Terminez la préparation hivernale du moteur en remplaçant, tous les deux ans, l’antigel du refroidissement interne. Drainez le bloc-moteur, si vous n’avez pas fait circuler d’antigel, au moment de la sortie. Retirez le thermostat et remplissez le bloc-moteur d’antigel pour éviter l’oxydation à l’air libre. Enlevez la turbine de la pompe à eau. Huilez les parties non peintes. Donnez du mou aux courroies du moteur. Pour ne pas oublier de remettre en position la turbine et le thermostat, placez-les dans un petit sac de plastique que vous fixez à la courroie d’alternateur.
Videz les réservoirs d’eau, la glacière et la toilette. Remplissez-les, par l’extérieur, avec de l’alcool. Utilisez toutes les pompes pour vous assurer que toute la plomberie est protégée. Relevez la pompe de cale et versez un peu d’antigel dans la sentine de façon à la protéger. Nettoyez les dessous de planchers. Faites des retouches de peinture antirouille sur les poignées de vannes et les boulons.

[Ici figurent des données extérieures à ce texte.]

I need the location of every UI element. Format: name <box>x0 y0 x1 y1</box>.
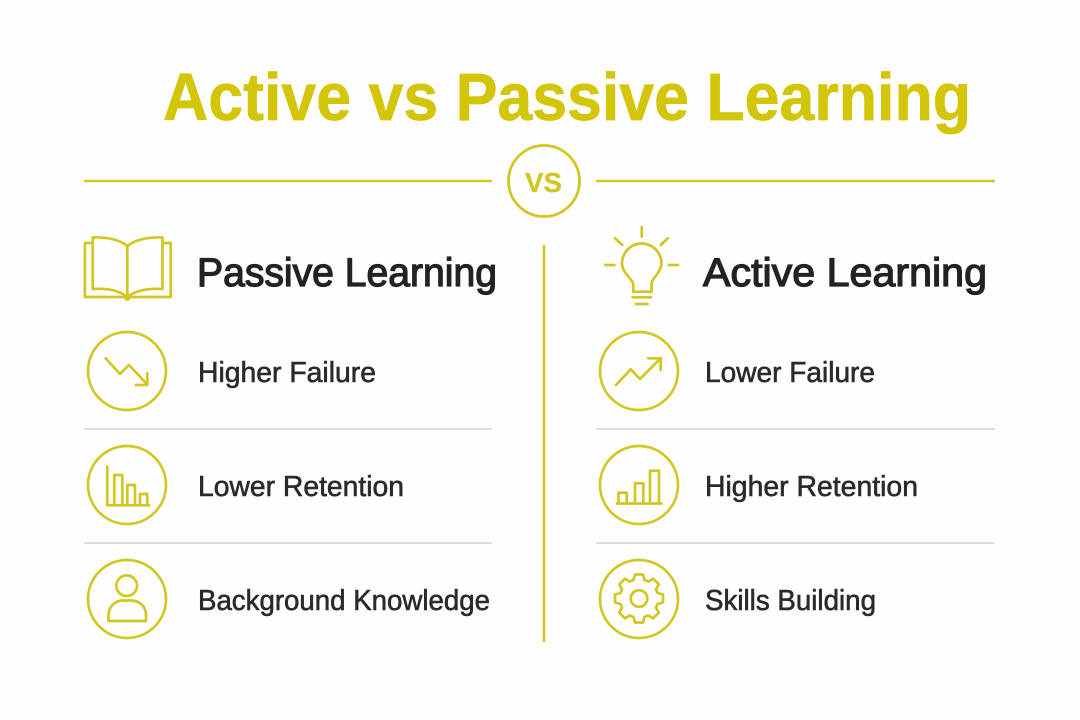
heading: active learning: Active Learning <box>703 251 987 295</box>
icon: open book <box>85 237 171 300</box>
panel: passive learning <box>84 237 497 638</box>
row: skills building: Skills Building <box>705 585 876 617</box>
row: lower failure: Lower Failure <box>705 357 875 389</box>
title: Active vs Passive Learning <box>163 61 971 135</box>
row: lower failure <box>600 332 875 410</box>
icon: light bulb <box>605 227 678 304</box>
row: lower retention: Lower Retention <box>198 471 404 503</box>
vs divider: VS <box>525 167 562 198</box>
panel: active learning <box>596 227 995 638</box>
row: higher retention <box>600 446 918 524</box>
vs divider <box>84 146 995 216</box>
row: skills building <box>600 560 876 638</box>
row: higher retention: Higher Retention <box>705 471 918 503</box>
row: background knowledge <box>88 560 490 638</box>
row: background knowledge: Background Knowledge <box>198 585 490 617</box>
row: lower retention <box>88 446 404 524</box>
row: higher failure: Higher Failure <box>198 357 376 389</box>
heading: passive learning: Passive Learning <box>197 251 497 295</box>
row: higher failure <box>88 332 376 410</box>
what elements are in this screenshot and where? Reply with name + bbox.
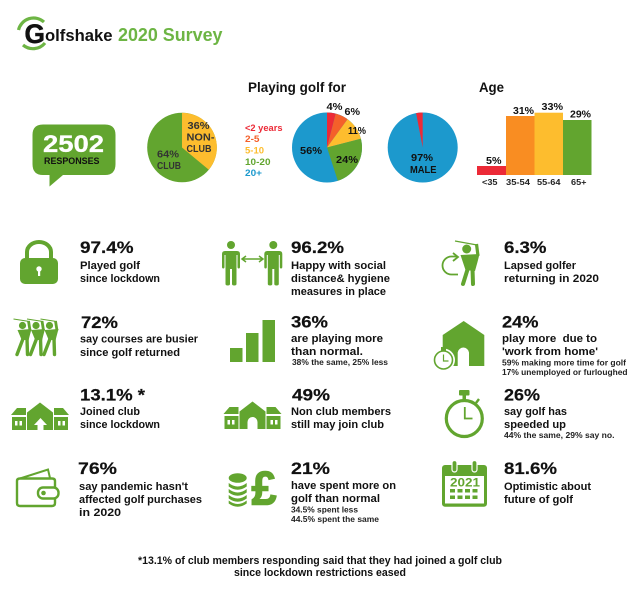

Rapportez la pile, la grille et les plaques des ronds du poêle. Entreposez-les dans un endroit sec, après les avoir badigeonnées avec de l’huile végétale pour les empêcher de rouiller.
Enlevez les bouchons et les sondes pour permettre une ventilation par le bas. Fixez-les à la clé de démarrage afin que vous soyez sûr de ne pas oublier de les remettre en place, au printemps. Ne riez pas, j’ai vu un bateau à moteur couler parce que le propriétaire avait oublié de replacer son bouchon.
Pour assurer une bonne ventilation, il ne reste plus qu’à lever les planchers, ouvrir les armoires et les tiroirs, mettre les coussins sur la tranche. Entrez le fil électrique. Et voilà.
Conclusion
Un vieil adage dit : « Plus on en fait à l’automne, moins il en reste au printemps. »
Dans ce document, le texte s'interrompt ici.